The Scottish Greens suggested that swimmers and fishers shouldn’t have to worry about pesticides in the water. “The full background and explanation for this latest increase in permitted pesticide levels must be made more transparent,” said the Green MSP for the Highlands and Islands, Ariane Burgess.
“This is so everyone who cares about our coasts can be confident that the safe level was determined by independent scientific evidence, not lobbying from the salmon farming industry.”
The Scottish Environment Protection Agency stressed it had clear “aspirations” for safeguarding marine wildlife. “Sepa has been applying interim environmental standards to ensure protection of the environment,” said head of ecology, Peter Pollard. “We remain confident in the approach undertaken by UKTAG which is led by scientific evidence.” Sepa has accepted UKTAG’s recommendations.
Sepa confirmed it had not seen the industry study which led to the latest relaxation of the safety limits for emamectin. Using “robust study summaries” rather than full reports was “normal practice” by regulators around the world, it said.
Sepa pointed out that the limit now proposed – 272 ng/kg – was still 5.6 times stricter than the one in force before 2017.
The UK Technical Advisory Group said it was committed to providing accurate guidance. “We conducted an extensive review of published scientific papers to derive recommendations for a new standard for emamectin,” a spokesperson told The Ferret.
“All reports included in the evidence base complied with international standards for experimental design.”
According to UKTAG, the latest change to the safety limit was made after “an industry representative” brought a “small arithmetical error” to its attention. The error was in a conversion factor used to derive the limit.
As evidence, the industry “provided an extract of a methodology from a private research report”, which UKTAG said it agreed with. Other evidence came from “relevant unpublished third-party research” shared with UKTAG “on a voluntary basis by industry”.
The Scottish Government stressed it was committed to protecting Scotland’s wildlife. “The implementation of new environmental standards for emamectin is crucial to this aim,” said a spokesperson.
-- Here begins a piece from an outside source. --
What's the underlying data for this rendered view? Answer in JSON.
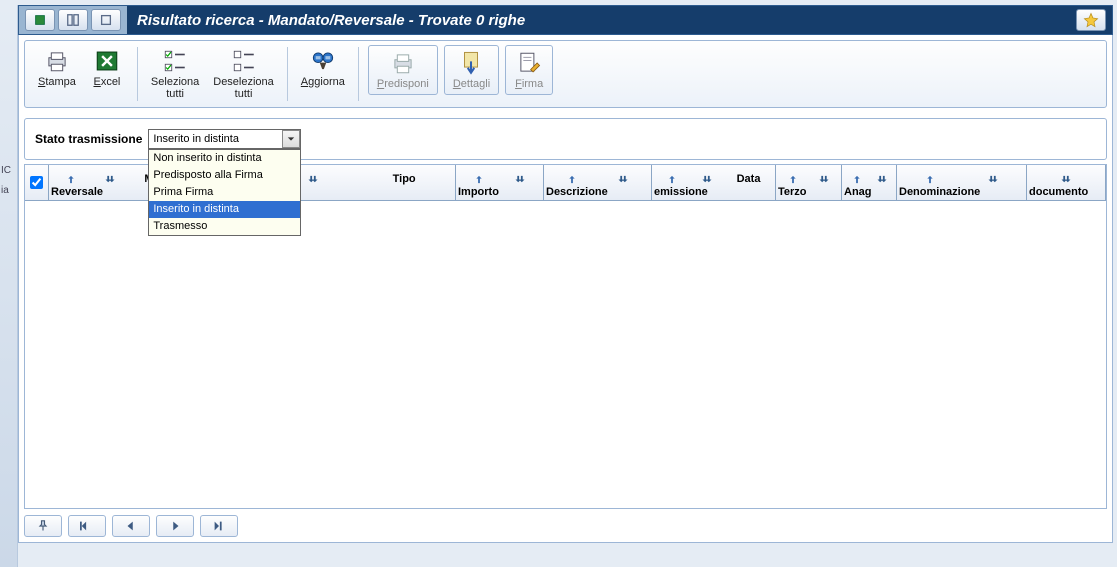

“We are confident that the UKTAG methodology is scientifically robust, and includes obtaining independent scientific peer reviews of the evidence. As such, Scottish ministers have accepted their recommendations.”
Dr Iain Berrill, head of technical at Salmon Scotland — which represents the farmed salmon industry — said: “UKTAG independently sets the environmental quality standard based on European Commission guidance.
“As more data has become available, UKTAG is following a scientifically robust approach to review the environmental quality standard and set evidence-led limits that protect the marine environment.”